Spinal muscular atrophy (SMA) is a group of neuromuscular disorders characterized by degeneration of the anterior horn cells of the spinal cord. This study aimed to investigate the prognostic role of the SMN1 gene in the pathogenesis of SMA. A total of 1648 peripheral blood samples were obtained from volunteers at The Third Affiliated Hospital of Guangzhou Medical University. Genotype of SMA patients and SMN1 deletion status of 252 SMA patients' parents were investigated using multiplex ligation-dependent probe amplification (MLPA).

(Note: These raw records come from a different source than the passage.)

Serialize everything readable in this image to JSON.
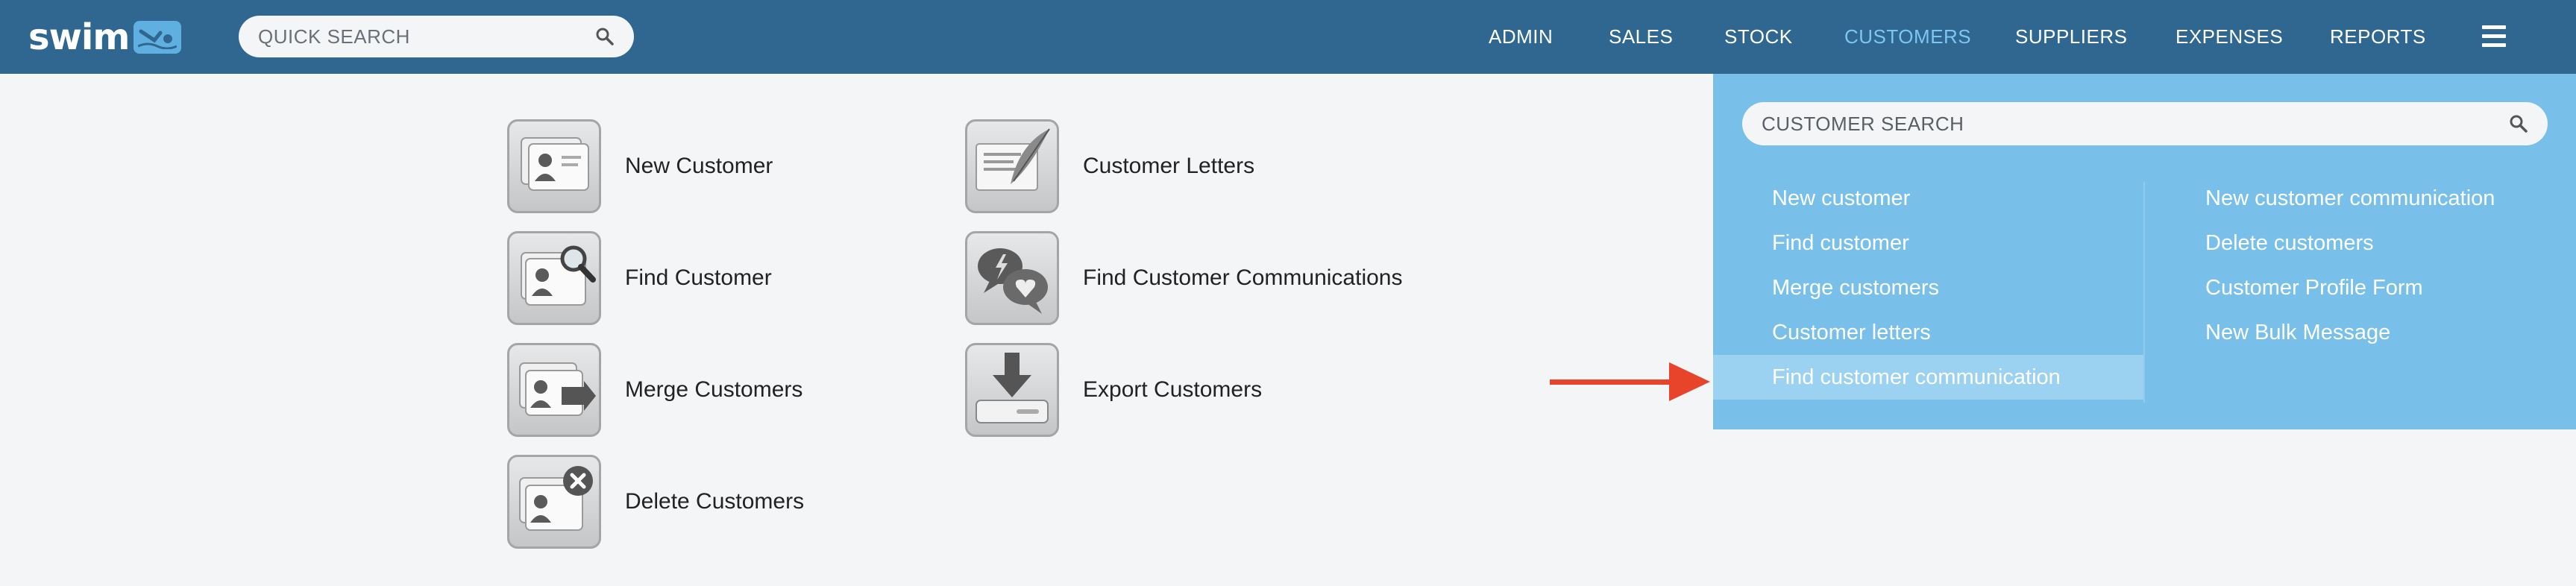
{
  "header": {
    "logo_text": "swim",
    "search_placeholder": "QUICK SEARCH",
    "nav": [
      {
        "label": "ADMIN"
      },
      {
        "label": "SALES"
      },
      {
        "label": "STOCK"
      },
      {
        "label": "CUSTOMERS",
        "active": true
      },
      {
        "label": "SUPPLIERS"
      },
      {
        "label": "EXPENSES"
      },
      {
        "label": "REPORTS"
      }
    ]
  },
  "tiles": [
    {
      "label": "New Customer",
      "icon": "new-customer-card-icon"
    },
    {
      "label": "Find Customer",
      "icon": "find-customer-magnifier-icon"
    },
    {
      "label": "Merge Customers",
      "icon": "merge-customers-icon"
    },
    {
      "label": "Delete Customers",
      "icon": "delete-customers-x-icon"
    },
    {
      "label": "Customer Letters",
      "icon": "letter-quill-icon"
    },
    {
      "label": "Find Customer Communications",
      "icon": "speech-bubbles-icon"
    },
    {
      "label": "Export Customers",
      "icon": "download-tray-icon"
    }
  ],
  "dropdown": {
    "search_placeholder": "CUSTOMER SEARCH",
    "left_links": [
      {
        "label": "New customer"
      },
      {
        "label": "Find customer"
      },
      {
        "label": "Merge customers"
      },
      {
        "label": "Customer letters"
      },
      {
        "label": "Find customer communication",
        "highlighted": true
      }
    ],
    "right_links": [
      {
        "label": "New customer communication"
      },
      {
        "label": "Delete customers"
      },
      {
        "label": "Customer Profile Form"
      },
      {
        "label": "New Bulk Message"
      }
    ]
  },
  "colors": {
    "topbar": "#2f6790",
    "active_nav": "#7ec6f0",
    "dropdown_bg": "#78c0ea",
    "highlight_row": "#9bd1f1",
    "annotation_arrow": "#e8432b"
  }
}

Universal primer multiplex PCR was used to simultaneously amplify fragments of the SMN1, beta-globin, and KRIT1 genes. We used logistic regression to compare SMA risk and calculated odds ratios with 95% confidence intervals. Results indicated that there were 457 SMA patients with homozygous SMN1 deletions (94.8% of patients examined), and 25 SMA patients with heterozygous SMN1 deletions (5.2% of patients examined). SMN1-1 in both father and mother accounted for 95.6% (241 cases), and SMN1 gene on 1 allele (SMN1-1) or SMN1 gene on 2 alleles (SMN1-2) in either father or mother accounted for 4.4% (11 cases). Among the 217 participants, there were 101 individuals carrying the SMN1-1 copy (accounting for 46.5%) and only 9 individuals carrying SMN1-2 copy (accounting for 2.1%). The inheritance risk of SMA is 25% when both parents are SMN1-1 carriers. The risk ratio of SMA is 5.2x10(-3) when only the father or mother is an SMN1-1 carrier. In conclusion, the SMN1 gene acts as a prognostic biomarker for SMA, and provides information for genetic counseling and aristogenesis fine rearing.